«Джулия, просто делай свою работу, и всё», – внушала я себе. Моя работа заключалась в том, чтобы заставить сценарий звучать правдиво, убрать из него фальшивые ноты. «Нью-Йорк, Нью-Йорк» – это история любви между двумя музыкантами: джазовым саксофонистом и певицей – их играли Роберт Де Ниро и Лайза Миннелли. Отношения между ними должны были получиться страстными, очень напряженными. Плюс Де Ниро должен был заглядываться на других женщин. Не самый приятный материал для творчества, особенно для недавно вышедшей замуж женщины.
Эрл Мэк Роч довольно быстро понял, что его сценарий превращается в более мрачную историю, чем ему хотелось бы, и предпочел уйти со сцены. Тут-то и начались наши с Мардиком Мартином бесконечные споры о каждой фразе.
– Мне кажется, она не может так себя вести, Мардик, – жаловалась я.
– Вполне может! А вот так, как ты ее заставляешь, она себя вести действительно не станет.
Как мне казалось, правдоподобно – это когда любовь побеждает всё. Джимми Дойл (герой Де Ниро) и Франсин Эванс (героиня Миннелли) могли осознать, что единственный способ быть вместе – это пережить все измены и понять друг друга. В моих набросках к сценарию фильм заканчивался тем, что они возобновили отношения спустя годы после развала их брака. По моей задумке, то настоящее, что случилось с ними, перевешивало все неприятности. Я была оптимисткой. Вокруг меня же разворачивался совершенно иной сценарий.
Несмотря на иррациональный страх перед Миннелли, я смогла взять себя в руки и посмотреть на Лайзу ее же глазами. Передо мной предстала беспризорница, бездомная девочка, которой жизнь нанесла немало травм. Она нуждалась в помощи и поддержке – всей, что могли дать ей окружающие, от хорошей роли в сценарии до заверений в конце съемочного дня, что она действительно отлично справилась.
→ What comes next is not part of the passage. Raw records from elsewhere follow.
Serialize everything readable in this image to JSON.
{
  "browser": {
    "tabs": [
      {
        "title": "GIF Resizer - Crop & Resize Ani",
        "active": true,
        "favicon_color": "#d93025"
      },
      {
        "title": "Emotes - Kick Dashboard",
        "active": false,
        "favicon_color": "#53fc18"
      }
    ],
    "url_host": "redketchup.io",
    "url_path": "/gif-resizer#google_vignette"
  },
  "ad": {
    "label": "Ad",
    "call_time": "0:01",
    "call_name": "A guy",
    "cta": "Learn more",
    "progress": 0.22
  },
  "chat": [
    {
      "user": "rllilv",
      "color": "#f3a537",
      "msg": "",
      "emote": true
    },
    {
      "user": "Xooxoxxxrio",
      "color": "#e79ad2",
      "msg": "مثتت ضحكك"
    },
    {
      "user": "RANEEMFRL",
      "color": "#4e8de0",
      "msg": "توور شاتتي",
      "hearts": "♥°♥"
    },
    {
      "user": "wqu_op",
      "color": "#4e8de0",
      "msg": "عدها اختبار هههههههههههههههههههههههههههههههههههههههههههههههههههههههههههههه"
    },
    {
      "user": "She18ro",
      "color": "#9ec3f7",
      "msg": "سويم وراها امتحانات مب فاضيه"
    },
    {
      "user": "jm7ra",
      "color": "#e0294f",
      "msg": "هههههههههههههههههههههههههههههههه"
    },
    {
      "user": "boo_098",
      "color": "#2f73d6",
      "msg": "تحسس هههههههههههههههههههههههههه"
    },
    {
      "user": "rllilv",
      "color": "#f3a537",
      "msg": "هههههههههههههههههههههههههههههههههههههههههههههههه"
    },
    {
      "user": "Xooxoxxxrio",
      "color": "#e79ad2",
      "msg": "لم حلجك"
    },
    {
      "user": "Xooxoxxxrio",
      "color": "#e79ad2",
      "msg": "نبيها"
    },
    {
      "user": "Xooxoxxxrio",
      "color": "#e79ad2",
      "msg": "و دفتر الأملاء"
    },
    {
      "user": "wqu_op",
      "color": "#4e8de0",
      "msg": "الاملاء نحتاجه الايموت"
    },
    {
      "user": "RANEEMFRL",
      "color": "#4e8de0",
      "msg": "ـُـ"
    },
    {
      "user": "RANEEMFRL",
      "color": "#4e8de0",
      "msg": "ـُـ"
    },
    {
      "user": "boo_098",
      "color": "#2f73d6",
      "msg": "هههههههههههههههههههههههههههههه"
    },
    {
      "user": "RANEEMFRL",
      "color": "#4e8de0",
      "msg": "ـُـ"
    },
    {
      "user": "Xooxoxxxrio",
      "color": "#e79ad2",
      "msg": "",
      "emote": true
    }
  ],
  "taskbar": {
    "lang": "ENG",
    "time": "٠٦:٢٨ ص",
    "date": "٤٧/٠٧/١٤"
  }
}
В каком-то смысле мы с Лайзой стали неразлучны. В фильме Франсин Эванс беременеет. В реальной жизни беременной была я, и Лайза требовала, чтобы я учила ее, как играть эту роль. В фильме ее героиня – уязвимая женщина, брошенная жена. В реальной жизни это была моя роль. Мартин с Лайзой сближались всё сильнее. Они начали засиживаться за работой допоздна, потом чуть ли не до утра. А потом поползли слухи об их романтических отношениях.
«Джулия, не сходи с ума, – приказывала я себе. – Мартину нужна свобода, чтобы творить. Так дай ему эту свободу. Он тебя любит». Ночь за ночью Мартин оставался в студии – работать. Я рано возвращалась домой и ждала его в пустом особняке, иногда звоня охранникам киностудии – узнать, не выехала ли из ворот его машина. Я боялась оказаться беременной и брошенной. Наш дом был всего в миле от виллы, где убили Шэрон Тейт, беременную жену режиссера Романа Полански.
Вскоре мы начали ссориться. Споры возникали на ровном месте и ни к чему не приводили, мы лишь чувствовали, как растут замешательство и усталость. О чем нам было спорить вообще? Мы были молоды и любили друг друга. И все равно ссорились. Мы не соглашались друг с другом в том, как закончить фильм. Мартин хотел жестокого конца, а меня пугала такая перспектива. Если Джимми Дойл и Франсин Эванс могут развестись, что тогда остается нам с Мартином?
– За десять миллионов долларов мы снимаем какое-то любительское кино, – начинал спор Мартин.
Терпеть не могла эту фразу. Я не считала, что во мне много сходства с Франсин Эванс. Не представляла Мартина как Джимми Дойла. Но в конце концов, мои мысли по этому поводу не значили ровным счетом ничего. Выдуманный, киношный мир побеждал реальную действительность. История, которую Мартин рассказывал в своей картине, захватила его воображение полностью. Он стал «проживать» ее в реальности. Теперь мы с Мартином были бедными несчастными влюбленными, хотя прогнозы, что давала нам когда-то Дита, обещали совсем другое.
Уже глубоко беременная, я приходила на съемочную площадку каждый день, наблюдала, как Мартин ставит сцены, и с каждым дублем атмосфера фильма становилась все более мрачной. Очевидно, вымышленный Джимми Дойл чувствовал, что отношения с Франсин Эванс загнали его в ловушку. Он изменил ей с певичкой. Неужели Мартин тоже чувствует, что я загнала его в ловушку? Изменяет ли он мне… с Лайзой? «Джулия, даже не думай об этом», – рычала я на себя. А между тем в колонках светской хроники стало появляться то самое, чего я опасалась.